In a well managed monetary system nobody thinks about the monetary system. You don’t have to worry about the value of your money tomorrow, or next year, or the year after that, you can bet that it will be pretty close to the value tomorrow.

But when you have no idea if next year will see 10% deflation or 10% inflation that’s a huge problem.

If it wasn’t for the industrial revolution the deflation would have crushed wages. Deflation isn’t some magic pixie dust that lowers prices while increasing wages. It affects all prices, and wages are just another price. If the value of the dollar doubles, your wages are going to be cut in half, maybe not today, but soon. And it’s more likely that your place of employment will just go out of business rather than they call a meeting an announce that everyone’s pay will be cut.

Every purchase is someone else’s sale. As a consumer when you see prices fall it’s good for you but terrible for the producer of the good. If the prices fall because it’s suddenly much easier to produce the good then that’s fine. If prices fall without changing the fundamentals then it’s terrible.

I’m afraid you have derailed again, bud. I never said deflation created prosperity. I simply stated the bald fact that deflation coincided with prosperity for many years in the late 19th century.

Deeg

Your claim that there were panics does not touch my claim that there was deflation and prosperity. It’s a non-sequitur. I agree there were panics. There was also deflation. There was also prosperity. You are simply spouting campaign rhetoric from the Bryanites.

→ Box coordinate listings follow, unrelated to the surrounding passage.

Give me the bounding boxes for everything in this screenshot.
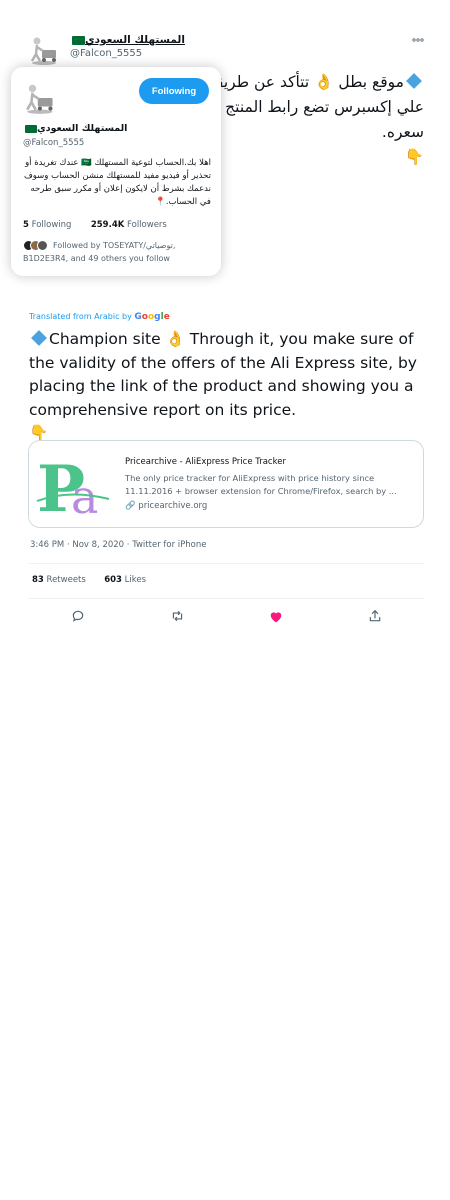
hover-card-bio: اهلا بك.الحساب لتوعية المستهلك 🇸🇦 عندك ت… — [23, 158, 211, 207]
link-preview-card[interactable]: P a Pricearchive - AliExpress Price Trac… — [28, 440, 424, 528]
tweet-timestamp[interactable]: 3:46 PM · Nov 8, 2020 · Twitter for iPho… — [30, 540, 206, 550]
profile-hover-card: Following المستهلك السعودي @Falcon_5555 … — [11, 67, 221, 276]
link-description: The only price tracker for AliExpress wi… — [125, 473, 397, 496]
google-logo: Google — [134, 312, 170, 322]
author-handle[interactable]: @Falcon_5555 — [70, 48, 142, 59]
hover-card-handle[interactable]: @Falcon_5555 — [23, 138, 84, 148]
link-preview-image: P a — [29, 441, 115, 527]
tweet-text-translated: Champion site 👌 Through it, you make sur… — [29, 330, 417, 442]
blue-diamond-icon — [406, 73, 422, 89]
link-domain: 🔗 pricearchive.org — [125, 501, 208, 511]
retweets-link[interactable]: 83 Retweets — [32, 575, 86, 585]
saudi-flag-icon — [72, 35, 85, 45]
link-icon: 🔗 — [125, 501, 136, 511]
following-count-link[interactable]: 5 Following — [23, 220, 71, 230]
link-title: Pricearchive - AliExpress Price Tracker — [125, 457, 286, 467]
tweet-header: المستهلك السعودي @Falcon_5555 — [28, 30, 428, 70]
reply-icon[interactable] — [68, 606, 88, 626]
hover-card-avatar[interactable] — [23, 79, 61, 117]
share-icon[interactable] — [365, 606, 385, 626]
retweet-icon[interactable] — [167, 606, 187, 626]
heart-filled-icon[interactable] — [266, 606, 286, 626]
followed-by[interactable]: Followed by TOSEYATY/توصياتي, B1D2E3R4, … — [23, 239, 213, 265]
hover-card-name[interactable]: المستهلك السعودي — [23, 123, 127, 134]
tweet-actions — [28, 606, 424, 626]
likes-link[interactable]: 603 Likes — [104, 575, 146, 585]
saudi-flag-icon — [25, 124, 37, 133]
divider — [28, 563, 424, 564]
divider — [28, 598, 424, 599]
hover-card-stats: 5 Following 259.4K Followers — [23, 220, 167, 230]
author-name[interactable]: المستهلك السعودي — [70, 34, 185, 46]
author-avatar[interactable] — [28, 32, 64, 68]
followers-count-link[interactable]: 259.4K Followers — [91, 220, 167, 230]
translated-label[interactable]: Translated from Arabic by Google — [29, 312, 170, 322]
follower-avatars — [23, 240, 49, 251]
more-horizontal-icon[interactable] — [412, 32, 424, 45]
following-button[interactable]: Following — [139, 78, 209, 104]
engagement-stats: 83 Retweets 603 Likes — [32, 575, 146, 585]
blue-diamond-icon — [31, 330, 47, 346]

Well, except for the people wrecked by panics and bank runs.

There’s always prosperity somewhere, even when there’s poverty.

"By some measures the 1880s was the most productive decade in our history. In their A Monetary History of the United States, 1867–1960, Professors Friedman and Schwartz quote R.W. Goldsmith on the subject:

The highest decadal rate [of growth of real reproducible, tangible wealth per head from 1805 to 1950] for periods of about ten years was apparently reached in the eighties with approximately 3.8 percent."

https://mises.org/system/tdf/History%20of%20Money%20and%20Banking%20in%20the%20United%20States%20The%20Colonial%20Era%20to%20World%20War%20II_2.pdf?file=1&type=document

Yes, the 1880’s were a time of great economic boom. Which of the following do you think contributed more to that?
[ul][li] The price of gold was fixed by government fiat at $20.66 per ounce.[/li][li] A commercial electric lightbulb was developed in 1879.[/li][/ul]

(Or was it both? Thomas Edison would have petulantly refused to invent the lightbulb if he’d known jackbooted government thugs would force his grandson to sell them his gold?)

Here’s Alan Greenspan’s take on gold. Great minds think alike, etc.

"An almost hysterical antagonism toward the gold standard is one issue which unites statists of all persuasions. They seem to sense - perhaps more clearly and subtly than many consistent defenders of laissez-faire - that gold and economic freedom are inseparable, that the gold standard is an instrument of laissez-faire and that each implies and requires the other.

Snip

This is the shabby secret of the welfare statists’ tirades against gold. Deficit spending is simply a scheme for the confiscation of wealth. Gold stands in the way of this insidious process. It stands as a protector of property rights. If one grasps this, one has no difficulty in understanding the statists’ antagonism toward the gold standard."

Is that from 1966? When he was *completely *in the tank for Ayn Rand…as opposed to later in life when he was only mostly a nutball Objectivist?

Why do people put so much faith in something so useless? All you can do with gold is sell it to a greater fool.

Common Tater, you still haven’t figured out what your argument is.

Are you saying there shouldn’t be laws against owning gold? If so, I have good news, those laws were repealed in 1974. If you want to put your savings in gold, go ahead. If you want to live off of gold, you’re free to do that providing you can find businesses who are willing to sell you their products for gold. You’re free to go on the gold standard if you want to and laugh at all of us who are using dollars.